Reputation: 913
I have data of the following form:
#@ <abc>
<http://stackoverflow.com/questions/ask> <question> _:question1 .
#@ <def>
<The> <second> <http://line> .
#@ <ghi>
_:question1 <http#responseCode> "200"^^<http://integer> .
#@ <klm>
<The> <second> <http://line1.xml> .
#@ <nop>
_:question1 <date> "Mon, 23 Apr 2012 13:49:27 GMT" .
#@ <jkn>
<G> <http#fifth> "200"^^<http://integer> .
#@ <k93>
_:question1 <http#responseCode> "200"^^<http://integer> .
#@ <k22>
<This> <third> <http://line2.xml> .
#@ <k73>
<http://site1> <hasAddress> <http://addr1> .
#@ <i27>
<kd8> <fourth> <http://addr2.xml> .
Now whenever two lines are equal, like: _:question1 <http#responseCode> "200"^^<http://integer> .

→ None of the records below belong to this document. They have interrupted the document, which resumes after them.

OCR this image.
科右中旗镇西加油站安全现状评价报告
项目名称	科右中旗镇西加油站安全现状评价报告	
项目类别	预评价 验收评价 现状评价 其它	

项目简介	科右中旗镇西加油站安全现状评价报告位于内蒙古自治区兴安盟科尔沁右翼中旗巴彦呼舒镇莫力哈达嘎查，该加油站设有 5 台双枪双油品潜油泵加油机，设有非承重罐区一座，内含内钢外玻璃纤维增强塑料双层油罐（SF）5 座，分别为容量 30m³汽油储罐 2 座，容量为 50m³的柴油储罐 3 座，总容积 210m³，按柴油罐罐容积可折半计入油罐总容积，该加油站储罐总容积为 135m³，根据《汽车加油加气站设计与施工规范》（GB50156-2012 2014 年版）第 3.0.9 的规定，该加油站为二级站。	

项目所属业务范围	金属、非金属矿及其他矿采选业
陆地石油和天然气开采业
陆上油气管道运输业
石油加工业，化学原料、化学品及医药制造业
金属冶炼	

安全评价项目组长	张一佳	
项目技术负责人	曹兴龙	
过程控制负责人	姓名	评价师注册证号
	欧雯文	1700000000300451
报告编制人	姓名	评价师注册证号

, then I want to delete the equal lines (lines which match with each other character by character are equal lines) along with (i). the subsequent line (which ends with a fullstop) (ii). line previous to the equal line (which begins with #@).
#@ <abc>
<http://stackoverflow.com/questions/ask> <question> _:question1 .
#@ <def>
<The> <second> <http://line> .
#@ <nop>
_:question1 <date> "Mon, 23 Apr 2012 13:49:27 GMT" .
#@ <jkn>
<G> <http#fifth> "200"^^<http://integer> .
#@ <k73>
<http://site1> <hasAddress> <http://addr1> .
#@ <i27>
<kd8> <fourth> <http://addr2.xml> .
Now one way to do this is to store all these lines in a set in python and whenever two lines are equal (i.e. they match character by character) the previous and subsequent two lines are deleted. However, the size of my dataset is 100GB (and I have RAM of size 64GB), therefore I can not keep this information in set form in main-memory. Is there some way by which I can delete the duplicate lines along with their previous and subsequent two lines in python with limited main-memory space (RAM size 64 GB)
Upvotes: 2
Views: 145
Reputation: 2729
One fairly straightforward way - make a version of your data such that each line includes a field with its line number. Use unix 'sort' to sort that new file, excluding the line number field. The sort utility will merge sort the file even if it exceeds the size of available memory. Now you have a new file in which the duplicates are ordered, along with their original line numbers. Extract the line numbers of the duplicates and then use that as input for linearly processing your original data.
In more detailed steps.
The advantage of this method compared to some of the others suggested - it always works, regardless of the size of the input and the size of your available memory and it does not fail due to hash collisions or other probabilistic artifacts. You are leveraging the merge sort in unix sort where the hard stuff - dealing with larger-than-memory input - has been done for you.
Upvotes: 1
Reputation: 5407
Here's an outline of how I'd do it using UNIX sort/uniq:
Modify the data format so that each record is a single line. You could do this using the methods here.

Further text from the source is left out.